As of one month ago, just before the Hamas attack, it looked as if a small majority of Israeli Jews, acting through months of huge street demonstrations and other acts of civil disobedience, were denouncing their government as corrupt, and anti-democratic, a threat to Israeli society.

Among American Jews, that opinion was being held by more and more people. Among those who held it, there were more than in Israel who spoke explicitly connecting the anti-democratic plans of the Netanyahu-plus-racist-Kahaneist regime with the Occupation, the expansion of the settler system on the West Bank, blind eyes (at best) by the State to settler pogroms against Palestinians, and the prevention of a two-state peace settlement.

The overwhelming response among Israeli Jews to the Hamas attack was a chorus of rage and a call for revenge. Among some Israelis there were public urgings for caution not to carry out a massive attack on civilians in Gaza. About 100 Israelis were arrested for speaking out along those lines.

Among American Jews, many more called for a cease fire and many welcomed arrest in calling for a cease fire.

Among most Israeli and many American Jews, there was a second response to the Hamas attack: shocked disbelief at how Israeli intelligence was utterly incompetent in having no forewarning. The N Y Times did a special investigation of that blindness. Its report concluded that arrogant contempt for Hamas and obsession with Iran as Israel’s great enemy was responsible.

(See details in the NY Times at — https://www.nytimes.com/2023/10/29/world/middleeast/israel-intelligence-hamas-attack.html. Also available at — https://news.yahoo.com/years-israeli-failures-hamas-led-115616625.html)

So the blind arrogance of a sitting government gives birth to blind un-intelligence. But that is not the only danger the State of Israel faces. The normal alternative to an incompetent government is the parliamentary opposition. But If the parliamentary "opposition" is a wishy-washy-squishy amalgam of the same contempt for the Palestinian people and for Islam mixed with no determination to grasp power and shape a different policy, then there follows a supine willingness to follow the incompetents into war.

And if you have a pro-democracy Resistance movement that is afraid to say the Truth that democracy for Jews is a hoax unless it includes democracy for Palestinians and struggles nonviolently for both, then you feed among Palestinians — and probably among Israelis — a blind and atrocity-addicted band of killers. The longer such violence continues, the more likely will be antisemitic and Islamophobic outbursts.

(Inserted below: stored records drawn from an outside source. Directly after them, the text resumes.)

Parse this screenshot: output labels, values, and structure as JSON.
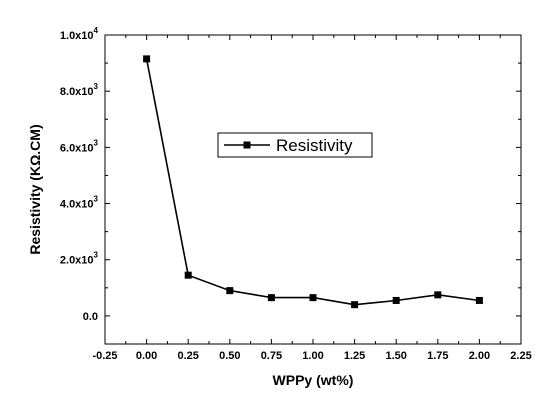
{
  "chart_data": {
    "type": "line",
    "title": "",
    "xlabel": "WPPy (wt%)",
    "ylabel": "Resistivity (KΩ.CM)",
    "xlim": [
      -0.25,
      2.25
    ],
    "ylim": [
      -1000,
      10000
    ],
    "grid": false,
    "legend_position": "center",
    "x_ticks": [
      "-0.25",
      "0.00",
      "0.25",
      "0.50",
      "0.75",
      "1.00",
      "1.25",
      "1.50",
      "1.75",
      "2.00",
      "2.25"
    ],
    "x_tick_values": [
      -0.25,
      0.0,
      0.25,
      0.5,
      0.75,
      1.0,
      1.25,
      1.5,
      1.75,
      2.0,
      2.25
    ],
    "y_ticks": [
      {
        "value": 0,
        "mantissa": "0.0",
        "exp": ""
      },
      {
        "value": 2000,
        "mantissa": "2.0x10",
        "exp": "3"
      },
      {
        "value": 4000,
        "mantissa": "4.0x10",
        "exp": "3"
      },
      {
        "value": 6000,
        "mantissa": "6.0x10",
        "exp": "3"
      },
      {
        "value": 8000,
        "mantissa": "8.0x10",
        "exp": "3"
      },
      {
        "value": 10000,
        "mantissa": "1.0x10",
        "exp": "4"
      }
    ],
    "series": [
      {
        "name": "Resistivity",
        "color": "#000000",
        "marker": "square",
        "x": [
          0.0,
          0.25,
          0.5,
          0.75,
          1.0,
          1.25,
          1.5,
          1.75,
          2.0
        ],
        "y": [
          9150,
          1450,
          900,
          650,
          650,
          400,
          550,
          750,
          550
        ]
      }
    ]
  }
}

Over the next generation, this means choosing between a succession of more and more nearly genocidal wars — or a negotiated peace.

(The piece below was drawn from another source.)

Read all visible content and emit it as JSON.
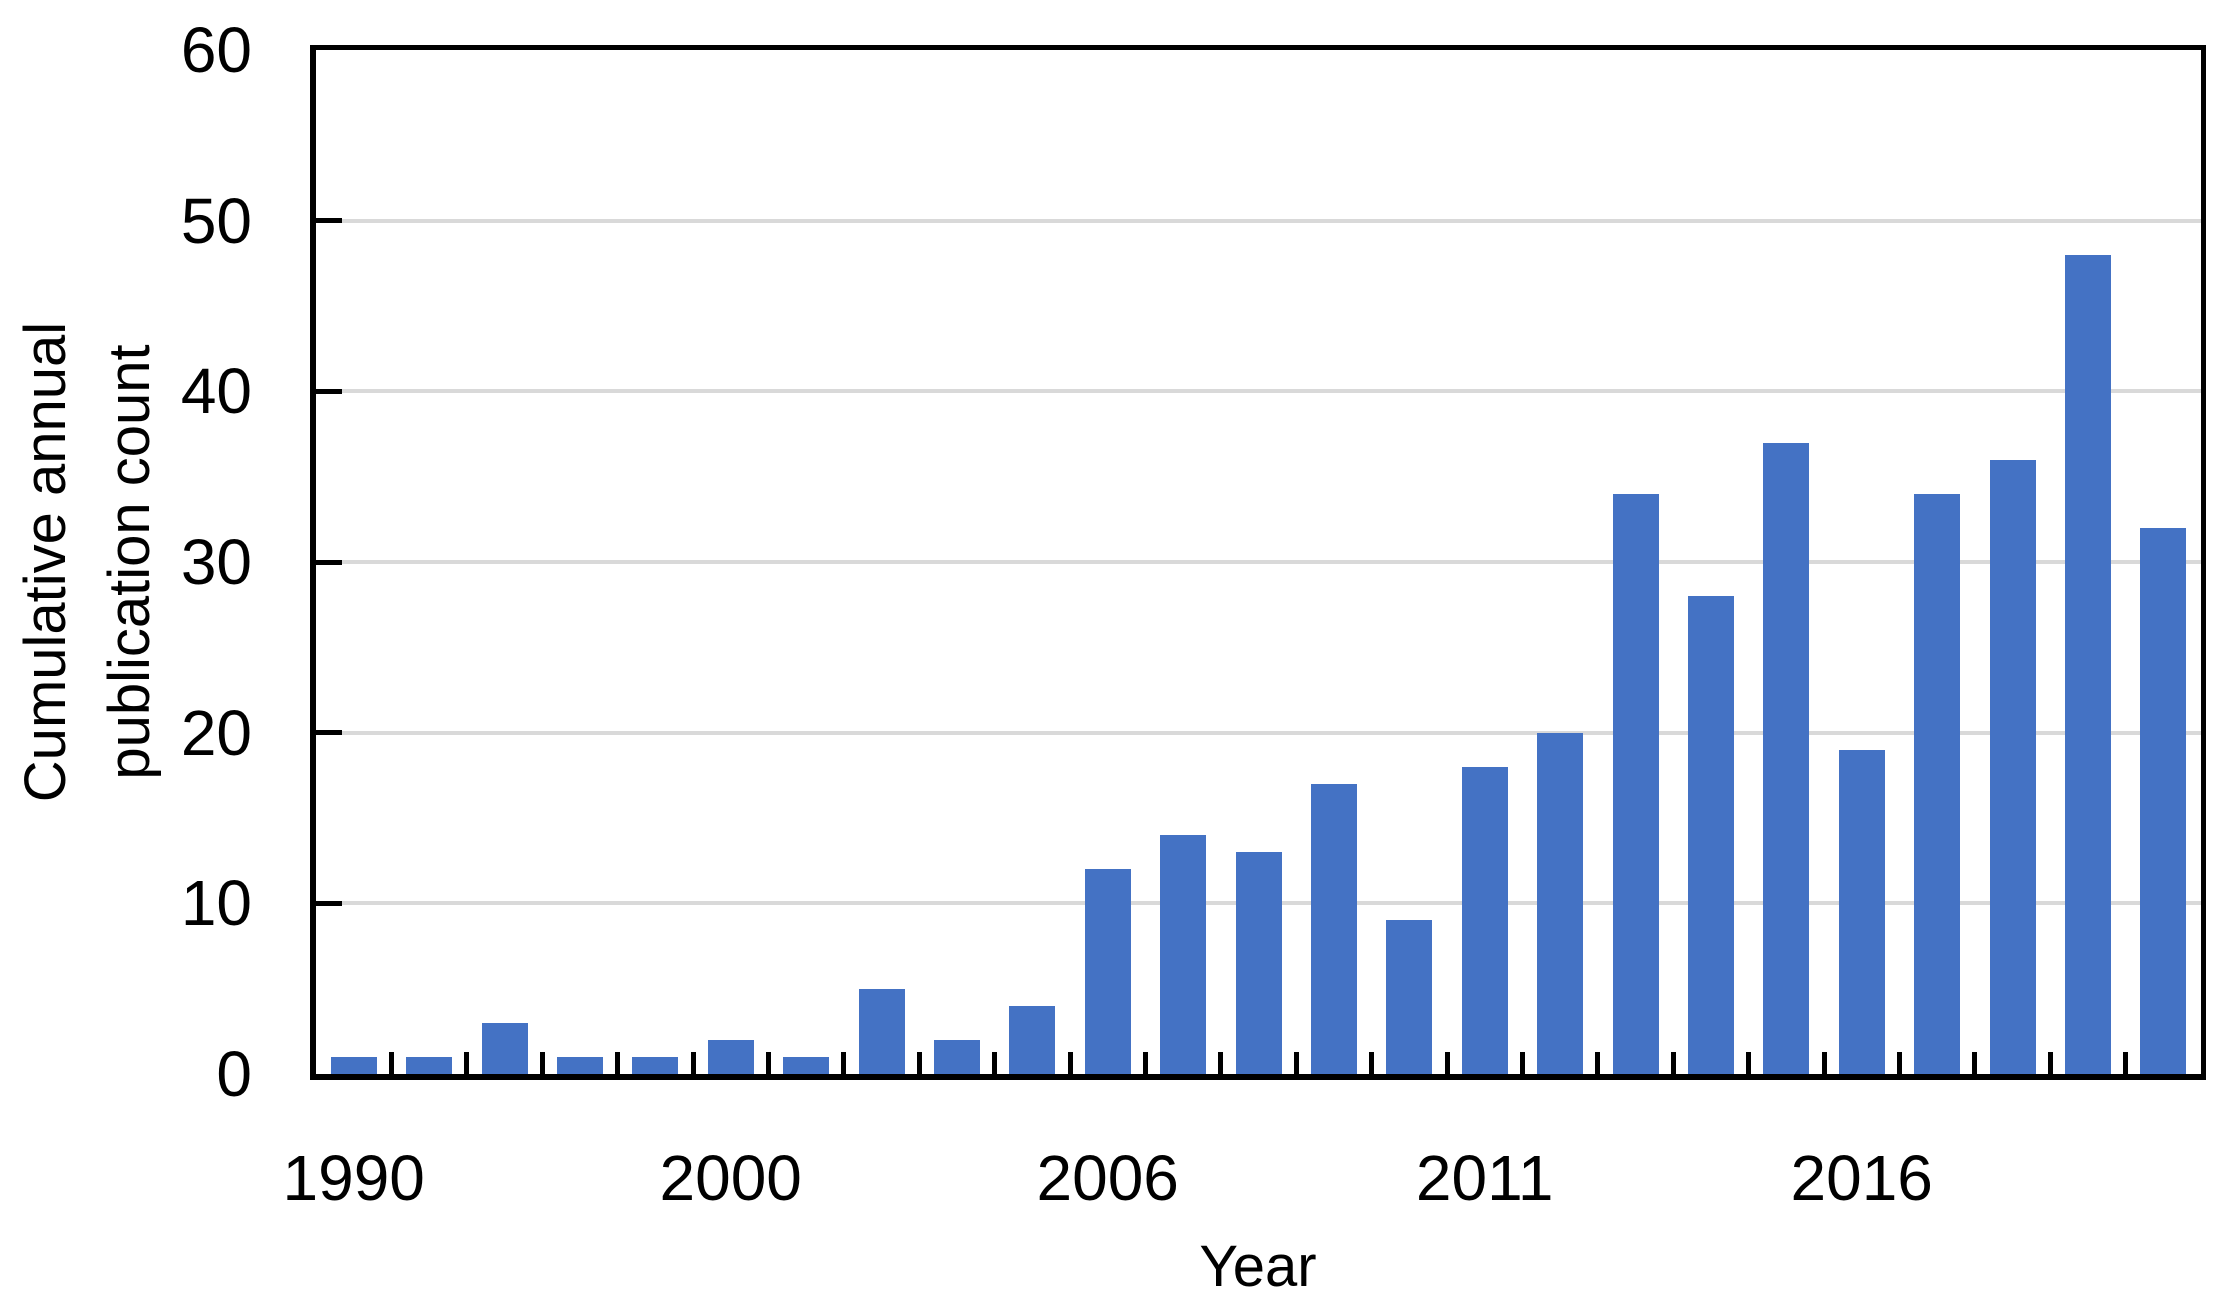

Because Israel has much more power than the stateless Palestinian people, it ought to take the initiative for a binational peace. Yet because it has more power, it is less likely to take the initiative.

This leaves an important role to the Jewish, Arab, and Muslim communities in the United States. For both the sake that Israel and Palestine can thrive and for the sake of our own safety and our own spiritual intentions to be peoples of peace, can we choose to act — not only for the sake of each of our peoples separately, but for peace between us?